Trece discípulas —siete de ellas de nivel básico— bailan de manera rutinaria frente a los espejos del estudio que heredó de su mentora, Tamiko Kawabe.
Durante medio siglo mantuvo viva esta danza japonesa en México, dice como si su predecesora fuera una leyenda, y desde enero de este año, cuando falleció, ella lleva la responsabilidad de continuar.
“Es muy fácil seguir esto en Japón, pero en exterior, no”.
En Occidente hay otros tiempos. No sólo los bailes son veloces. Voraz es la tecnología que nos comunica en segundos y ávida es la exigencia de concluir pendientes a todo vapor.
La danza tradicional japonesa, en cambio, es pura paciencia. Eiko Moriya, otra discípula de Kihara que también viajará a Tokio, lleva 25 años bailando y los últimos tres practicando las piezas con las que se certificará.
En un viernes reciente, mientras sus pies se deslizaban sobre el piso de madera y su maestra la observaba a través del espejo, Moriya escuchaba atenta a sus indicaciones: mueve el pie sólo cuando te lo pida el canto, cuida el ritmo, no inclines el brazo de más.

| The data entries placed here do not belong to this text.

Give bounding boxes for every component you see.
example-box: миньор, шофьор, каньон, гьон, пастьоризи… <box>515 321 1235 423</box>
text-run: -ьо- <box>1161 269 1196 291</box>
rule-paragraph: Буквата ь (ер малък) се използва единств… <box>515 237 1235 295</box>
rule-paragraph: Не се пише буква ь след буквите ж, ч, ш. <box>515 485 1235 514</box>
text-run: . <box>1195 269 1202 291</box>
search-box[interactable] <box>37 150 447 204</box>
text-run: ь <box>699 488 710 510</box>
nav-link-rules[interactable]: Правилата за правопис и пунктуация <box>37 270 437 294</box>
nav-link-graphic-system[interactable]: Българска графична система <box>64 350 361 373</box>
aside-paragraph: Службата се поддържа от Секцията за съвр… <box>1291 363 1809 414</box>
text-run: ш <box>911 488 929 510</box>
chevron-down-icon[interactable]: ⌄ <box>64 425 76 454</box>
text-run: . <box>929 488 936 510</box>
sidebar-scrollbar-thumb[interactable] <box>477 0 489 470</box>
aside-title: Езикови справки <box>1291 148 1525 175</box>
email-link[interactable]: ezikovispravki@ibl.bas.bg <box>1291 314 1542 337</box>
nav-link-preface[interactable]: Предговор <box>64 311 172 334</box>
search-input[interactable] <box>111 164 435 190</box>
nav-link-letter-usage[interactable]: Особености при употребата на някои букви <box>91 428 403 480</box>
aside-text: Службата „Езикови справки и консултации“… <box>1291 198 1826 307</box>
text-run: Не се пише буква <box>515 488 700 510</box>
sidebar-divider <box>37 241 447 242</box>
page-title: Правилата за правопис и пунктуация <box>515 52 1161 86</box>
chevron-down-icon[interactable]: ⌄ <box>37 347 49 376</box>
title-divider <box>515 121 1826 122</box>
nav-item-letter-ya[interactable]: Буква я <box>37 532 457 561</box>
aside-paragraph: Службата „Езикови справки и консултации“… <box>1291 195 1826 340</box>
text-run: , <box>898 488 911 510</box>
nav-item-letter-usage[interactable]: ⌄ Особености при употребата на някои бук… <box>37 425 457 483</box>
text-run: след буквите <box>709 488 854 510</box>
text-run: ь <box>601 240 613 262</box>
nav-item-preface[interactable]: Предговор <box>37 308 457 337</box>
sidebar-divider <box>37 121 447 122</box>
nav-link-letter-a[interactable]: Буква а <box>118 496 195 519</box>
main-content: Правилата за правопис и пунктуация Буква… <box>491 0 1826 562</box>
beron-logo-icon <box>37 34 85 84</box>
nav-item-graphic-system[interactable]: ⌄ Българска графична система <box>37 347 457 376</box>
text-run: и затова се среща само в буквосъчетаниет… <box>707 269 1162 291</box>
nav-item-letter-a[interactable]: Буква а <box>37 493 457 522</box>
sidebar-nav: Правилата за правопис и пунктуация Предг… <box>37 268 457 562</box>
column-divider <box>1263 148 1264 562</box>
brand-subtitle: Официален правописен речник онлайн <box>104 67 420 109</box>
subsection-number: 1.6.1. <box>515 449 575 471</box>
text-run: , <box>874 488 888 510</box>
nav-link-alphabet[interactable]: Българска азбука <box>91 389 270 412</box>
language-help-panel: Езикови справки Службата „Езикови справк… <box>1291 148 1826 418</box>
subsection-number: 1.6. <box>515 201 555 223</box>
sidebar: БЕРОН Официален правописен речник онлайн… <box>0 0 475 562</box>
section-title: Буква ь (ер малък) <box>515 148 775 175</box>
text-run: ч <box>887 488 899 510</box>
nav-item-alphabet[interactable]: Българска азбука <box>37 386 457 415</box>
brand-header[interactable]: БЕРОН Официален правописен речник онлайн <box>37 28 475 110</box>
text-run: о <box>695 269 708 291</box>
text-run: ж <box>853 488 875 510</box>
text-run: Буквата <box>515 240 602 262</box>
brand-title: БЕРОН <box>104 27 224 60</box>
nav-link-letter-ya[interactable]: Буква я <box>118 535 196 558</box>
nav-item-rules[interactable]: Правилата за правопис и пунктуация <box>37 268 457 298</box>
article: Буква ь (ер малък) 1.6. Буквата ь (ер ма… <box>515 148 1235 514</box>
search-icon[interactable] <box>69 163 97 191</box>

Su cuerpo apenas se desplaza y, sin embargo, tiembla. Nunca un abanico suspendido en el aire se vio más poderoso y audaz.
“Lo que parece insignificante tiene un gran valor para el japonés”, dice Kihara.
Su canto largo favorito —como se conoce en Japón a las obras que baila— es una historia de amor no correspondido. En ésta, Kihara interpreta a una princesa convencida de que el hombre que ama se ha transformado en la campana de un templo. Entonces, para llegar hasta él, se convierte en una serpiente.
“No es con mucho movimiento, pero todo el movimiento significa que ella cree que se transforma”, dice Kihara. “Es una obra de enojo, de coraje, de no poder pero querer. Simboliza el sufrimiento de la humanidad”.
Las obras que interpreta ante el público mexicano son más cortas y menos complejas que los cantos largos —un número dura cinco minutos en lugar de 20 o 30— pero crear nuevas coreografías y adaptaciones para el contexto en el que vive no le resta emoción.
“Con la danza japonesa conseguimos conectarnos”, dice. “Es un trueque de culturas”.
“Ginrekai”, explica, quiere decir “monte de plata” y es el nombre que su predecesora eligió para su escuela bajo la percepción de que Japón y México comparten más que sus volcanes sagrados: si el Monte Fuji y el Popocatépetl son tan parecidos, es porque en el fondo somos todos iguales.
“En Ginrekai tenemos esa visión cósmica”, dice. “La tendencia de la humanidad es separarnos por religión, por cultura, pero para mí el baile es una manera de decir que todos somos uno”.